Automatic detection of seismic first breaks using artificial intelligence (AI)
On a recording produced following a seismic shot, one can observe the different modes of wave propagation in the ground (Figure 1). The first break corresponds to the travel time of the direct or refracted seismic wave from the source to the geophones, depending on which one arrives first in its path. These first breaks provide invaluable information for understanding the characteristics of the near surface. They can be used, among other things, to analyze refractions, obtain a near-surface velocity model, and determine the depth of the bedrock. In addition, they can be used as a complement in the processing of more complex methods such as seismic reflection.
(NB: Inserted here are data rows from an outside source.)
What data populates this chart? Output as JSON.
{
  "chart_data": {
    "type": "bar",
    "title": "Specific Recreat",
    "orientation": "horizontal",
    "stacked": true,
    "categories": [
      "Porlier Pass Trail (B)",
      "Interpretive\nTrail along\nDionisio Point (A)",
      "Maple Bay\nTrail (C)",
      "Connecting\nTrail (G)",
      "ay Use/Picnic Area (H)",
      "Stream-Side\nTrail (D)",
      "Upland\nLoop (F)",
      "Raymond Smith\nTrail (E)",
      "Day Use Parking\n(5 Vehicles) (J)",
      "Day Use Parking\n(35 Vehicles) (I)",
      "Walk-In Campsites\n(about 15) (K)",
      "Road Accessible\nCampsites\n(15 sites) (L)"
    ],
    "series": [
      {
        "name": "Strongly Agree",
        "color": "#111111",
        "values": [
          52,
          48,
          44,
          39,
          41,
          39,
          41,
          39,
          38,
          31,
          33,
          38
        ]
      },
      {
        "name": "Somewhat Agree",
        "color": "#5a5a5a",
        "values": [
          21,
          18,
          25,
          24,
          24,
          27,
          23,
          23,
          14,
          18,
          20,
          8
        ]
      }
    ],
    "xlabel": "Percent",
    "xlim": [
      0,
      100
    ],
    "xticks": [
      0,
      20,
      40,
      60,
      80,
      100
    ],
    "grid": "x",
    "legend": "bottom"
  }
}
Traditionally, the identification of first breaks is done manually by an expert, a time-consuming and subjective processing step often leading to results that differ from person to person. To overcome this problem, different methods have been developed to automate the procedure, such as the STA/LTA (short-time-average over long-time average) method and cross-correlation methods that compare the seismic signal with known waveform templates. However, the efficiency of all these methods decreases considerably when the data is noisy (Figure 2).
At Geostack, we have designed tools that utilize artificial intelligence to accurately automate the identification of first breaks that work both for clean data (Figure 3a to c) and noisy data (Figure 3d to f). This is part of our efforts to reduce the processing time of our combined methods while delivering high quality results. By leveraging these new tools, we can ensure that projects are delivered on time and within budget to our clients.
How do these tools work?
We first created a seismic dataset comprising raw records of seismic shots for which we manually identified the first breaks. These data were then used to train a Convolutional Neural Network (CNN), a type of artificial intelligence algorithm specialized in visual data processing. Once the model was trained on our initial dataset, it could already be used to find and identify first breaks in other seismic records, but with a limited level of accuracy.
To improve the accuracy of results in our projects, we utilize transfer learning, a machine learning technique that involves using a pre-trained model on one task as a starting point to accelerate and enhance the learning process for a new, similar, or related task. Specifically, for each project, we first manually identify the first breaks in 5 to 10% of the seismic records. We then use this newly labeled data to retrain an AI model that can then be used to accurately identify the first breaks in the remaining seismic records. By leveraging transfer learning, we benefit from the knowledge and features learned from the initial training dataset, and then fine-tune the model to adapt specifically to the characteristics of each new project. This approach helps us achieve a higher level of accuracy in identifying first breaks, even in challenging seismic data scenarios, and significantly reduces the manual effort and time required for data labeling.
For example, Figures 3d to 3f show seismic records from a noisy dataset for which we first manually identified the first breaks on approximately 7% of the records (20 records out of 291). Subsequently, it took us less time than it takes to make a cup of coffee to train a new AI model and accurately identify the first breaks on the remaining 271 records. The workflow that we have thus developed not only significantly reduces processing time, but also minimizes result subjectivity and the risks of human errors.
We have integrated this automatic first breaks identification tool into our internal software, enabling us to evaluate the selected first breaks and make quick adjustments in case of inaccuracies. An example of how the tool is used within our software is shown in Figure 4. The combination of AI-based automation and real-time evaluation within our software has proven to be a powerful solution in improving our seismic data processing capabilities, enabling us to provide more reliable and efficient seismic data processing solutions to our clients.
Finally, in line with our commitment to open source, we have made the source code of this new tool freely available on our GitHub page. By open-sourcing the code, we aim to contribute to the broader geophysical community and promote collaboration and innovation in seismic data processing. We encourage researchers, practitioners, and developers to explore and utilize the tool, provide feedback, and even contribute to its further improvement.